Access to this material will be consistent with the 1991 agreement between Duke University Library, James H. Semans, and Mary Duke Biddle Trent Semans. Access to any correspondence, legal papers, and financial papers is restricted and will be permitted only with prior written permission, which should be sought from the chair of the board of the Mary Duke Biddle Foundation. This restriction shall be in place until 1 January 2027, after which all material shall be considered open for research.

Access note.
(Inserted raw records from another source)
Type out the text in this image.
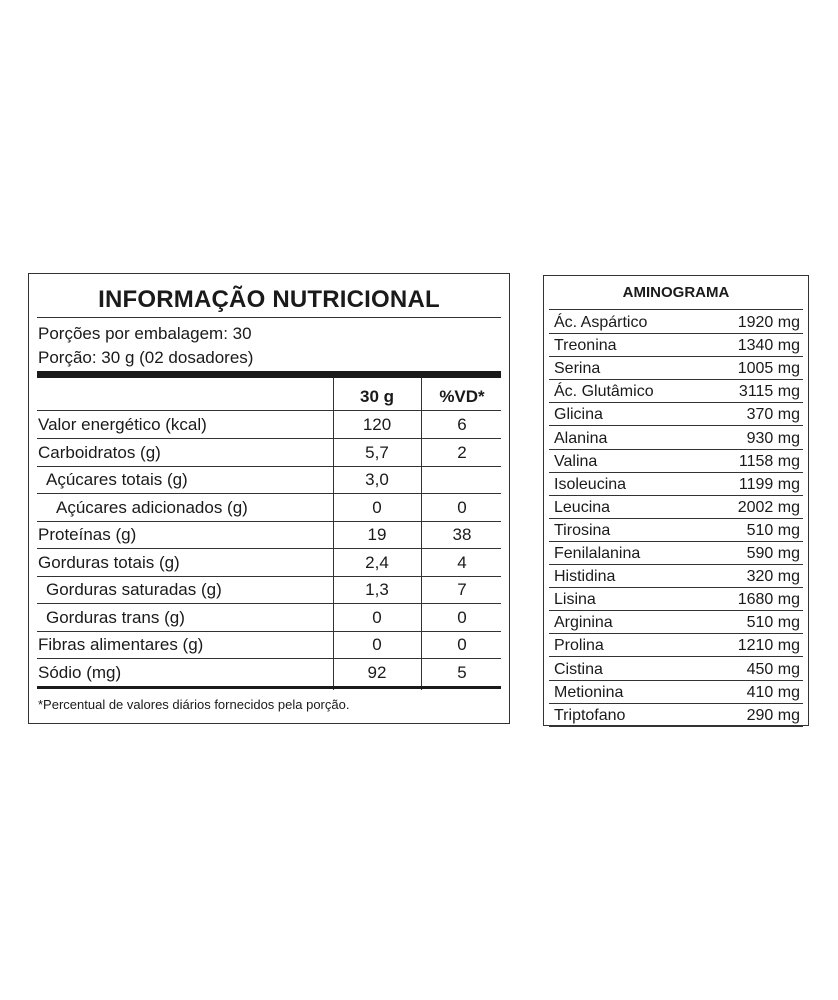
INFORMAÇÃO NUTRICIONAL
Porções por embalagem: 30
Porção: 30 g (02 dosadores)
30 g	%VD*
Valor energético (kcal)	120	6
Carboidratos (g)	5,7	2
Açúcares totais (g)	3,0
Açúcares adicionados (g)	0	0
Proteínas (g)	19	38
Gorduras totais (g)	2,4	4
Gorduras saturadas (g)	1,3	7
Gorduras trans (g)	0	0
Fibras alimentares (g)	0	0
Sódio (mg)	92	5
*Percentual de valores diários fornecidos pela porção.
AMINOGRAMA
Ác. Aspártico	1920 mg
Treonina	1340 mg
Serina	1005 mg
Ác. Glutâmico	3115 mg
Glicina	370 mg
Alanina	930 mg
Valina	1158 mg
Isoleucina	1199 mg
Leucina	2002 mg
Tirosina	510 mg
Fenilalanina	590 mg
Histidina	320 mg
Lisina	1680 mg
Arginina	510 mg
Prolina	1210 mg
Cistina	450 mg
Metionina	410 mg
Triptofano	290 mg
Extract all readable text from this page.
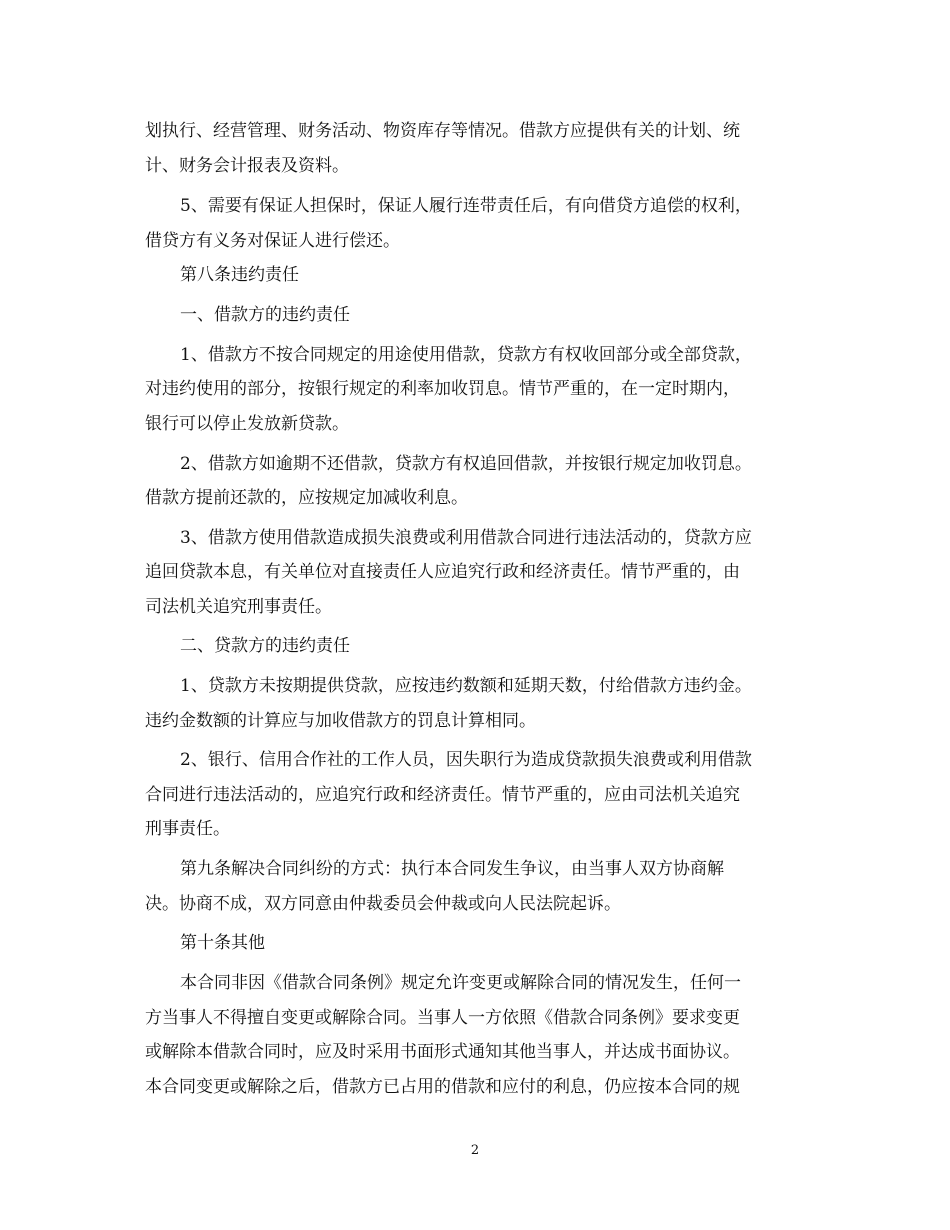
划执行、经营管理、财务活动、物资库存等情况。借款方应提供有关的计划、统
计、财务会计报表及资料。
5、需要有保证人担保时，保证人履行连带责任后，有向借贷方追偿的权利，
借贷方有义务对保证人进行偿还。
第八条违约责任
一、借款方的违约责任
1、借款方不按合同规定的用途使用借款，贷款方有权收回部分或全部贷款，
对违约使用的部分，按银行规定的利率加收罚息。情节严重的，在一定时期内，
银行可以停止发放新贷款。
2、借款方如逾期不还借款，贷款方有权追回借款，并按银行规定加收罚息。
借款方提前还款的，应按规定加减收利息。
3、借款方使用借款造成损失浪费或利用借款合同进行违法活动的，贷款方应
追回贷款本息，有关单位对直接责任人应追究行政和经济责任。情节严重的，由
司法机关追究刑事责任。
二、贷款方的违约责任
1、贷款方未按期提供贷款，应按违约数额和延期天数，付给借款方违约金。
违约金数额的计算应与加收借款方的罚息计算相同。
2、银行、信用合作社的工作人员，因失职行为造成贷款损失浪费或利用借款
合同进行违法活动的，应追究行政和经济责任。情节严重的，应由司法机关追究
刑事责任。
第九条解决合同纠纷的方式：执行本合同发生争议，由当事人双方协商解
决。协商不成，双方同意由仲裁委员会仲裁或向人民法院起诉。
第十条其他
本合同非因《借款合同条例》规定允许变更或解除合同的情况发生，任何一
方当事人不得擅自变更或解除合同。当事人一方依照《借款合同条例》要求变更
或解除本借款合同时，应及时采用书面形式通知其他当事人，并达成书面协议。
本合同变更或解除之后，借款方已占用的借款和应付的利息，仍应按本合同的规
2
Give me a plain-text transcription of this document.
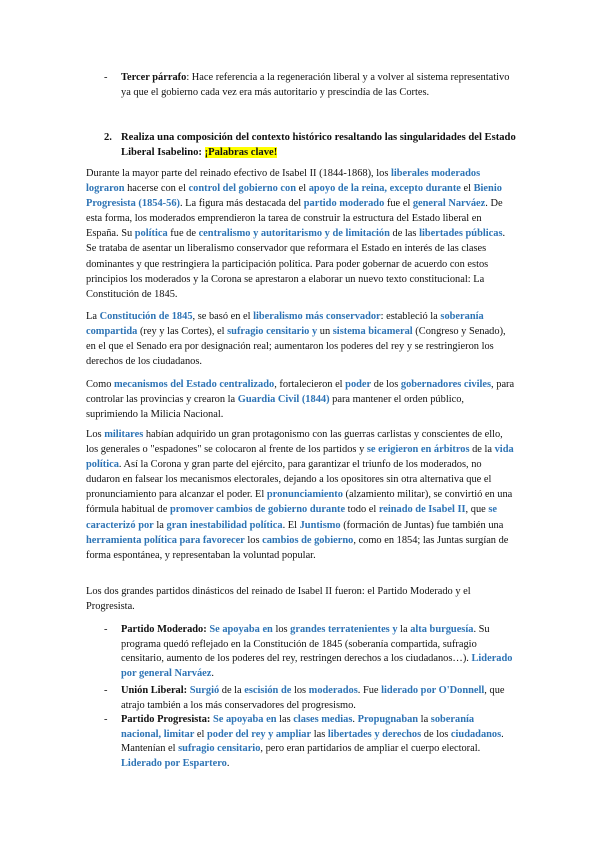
- Tercer párrafo: Hace referencia a la regeneración liberal y a volver al sistema representativo ya que el gobierno cada vez era más autoritario y prescindía de las Cortes.

2. Realiza una composición del contexto histórico resaltando las singularidades del Estado Liberal Isabelino: ¡Palabras clave!

Durante la mayor parte del reinado efectivo de Isabel II (1844-1868), los liberales moderados lograron hacerse con el control del gobierno con el apoyo de la reina, excepto durante el Bienio Progresista (1854-56). La figura más destacada del partido moderado fue el general Narváez. De esta forma, los moderados emprendieron la tarea de construir la estructura del Estado liberal en España. Su política fue de centralismo y autoritarismo y de limitación de las libertades públicas. Se trataba de asentar un liberalismo conservador que reformara el Estado en interés de las clases dominantes y que restringiera la participación política. Para poder gobernar de acuerdo con estos principios los moderados y la Corona se aprestaron a elaborar un nuevo texto constitucional: La Constitución de 1845.

La Constitución de 1845, se basó en el liberalismo más conservador: estableció la soberanía compartida (rey y las Cortes), el sufragio censitario y un sistema bicameral (Congreso y Senado), en el que el Senado era por designación real; aumentaron los poderes del rey y se restringieron los derechos de los ciudadanos.

Como mecanismos del Estado centralizado, fortalecieron el poder de los gobernadores civiles, para controlar las provincias y crearon la Guardia Civil (1844) para mantener el orden público, suprimiendo la Milicia Nacional.

Los militares habían adquirido un gran protagonismo con las guerras carlistas y conscientes de ello, los generales o "espadones" se colocaron al frente de los partidos y se erigieron en árbitros de la vida política. Así la Corona y gran parte del ejército, para garantizar el triunfo de los moderados, no dudaron en falsear los mecanismos electorales, dejando a los opositores sin otra alternativa que el pronunciamiento para alcanzar el poder. El pronunciamiento (alzamiento militar), se convirtió en una fórmula habitual de promover cambios de gobierno durante todo el reinado de Isabel II, que se caracterizó por la gran inestabilidad política. El Juntismo (formación de Juntas) fue también una herramienta política para favorecer los cambios de gobierno, como en 1854; las Juntas surgían de forma espontánea, y representaban la voluntad popular.

Los dos grandes partidos dinásticos del reinado de Isabel II fueron: el Partido Moderado y el Progresista.

- Partido Moderado: Se apoyaba en los grandes terratenientes y la alta burguesía. Su programa quedó reflejado en la Constitución de 1845 (soberanía compartida, sufragio censitario, aumento de los poderes del rey, restringen derechos a los ciudadanos…). Liderado por general Narváez.

- Unión Liberal: Surgió de la escisión de los moderados. Fue liderado por O'Donnell, que atrajo también a los más conservadores del progresismo.

- Partido Progresista: Se apoyaba en las clases medias. Propugnaban la soberanía nacional, limitar el poder del rey y ampliar las libertades y derechos de los ciudadanos. Mantenían el sufragio censitario, pero eran partidarios de ampliar el cuerpo electoral. Liderado por Espartero.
Some materials in this collection are fragile audiovisual/photographic formats that may need to be reformatted before use. Contact Research Services for access.

This collection is currently being reprocessed to incorporate additional material before it becomes fully open to researchers in January 2027. This work is being funded by a grant from The Duke Endowment. For more information, please contact the Rubenstein Library.

Terms of access:

The copyright interests in this collection have not been transferred to Duke University. For more information, consult the Rubenstein Library's Citations, Permissions, and Copyright guide.

Before you visit:
Please consult our up-to-date information for visitors page, as our services and guidelines periodically change.
Preferred citation:

[Identification of item], James H. Semans papers, David M. Rubenstein Rare Book and Manuscript Library, Duke University.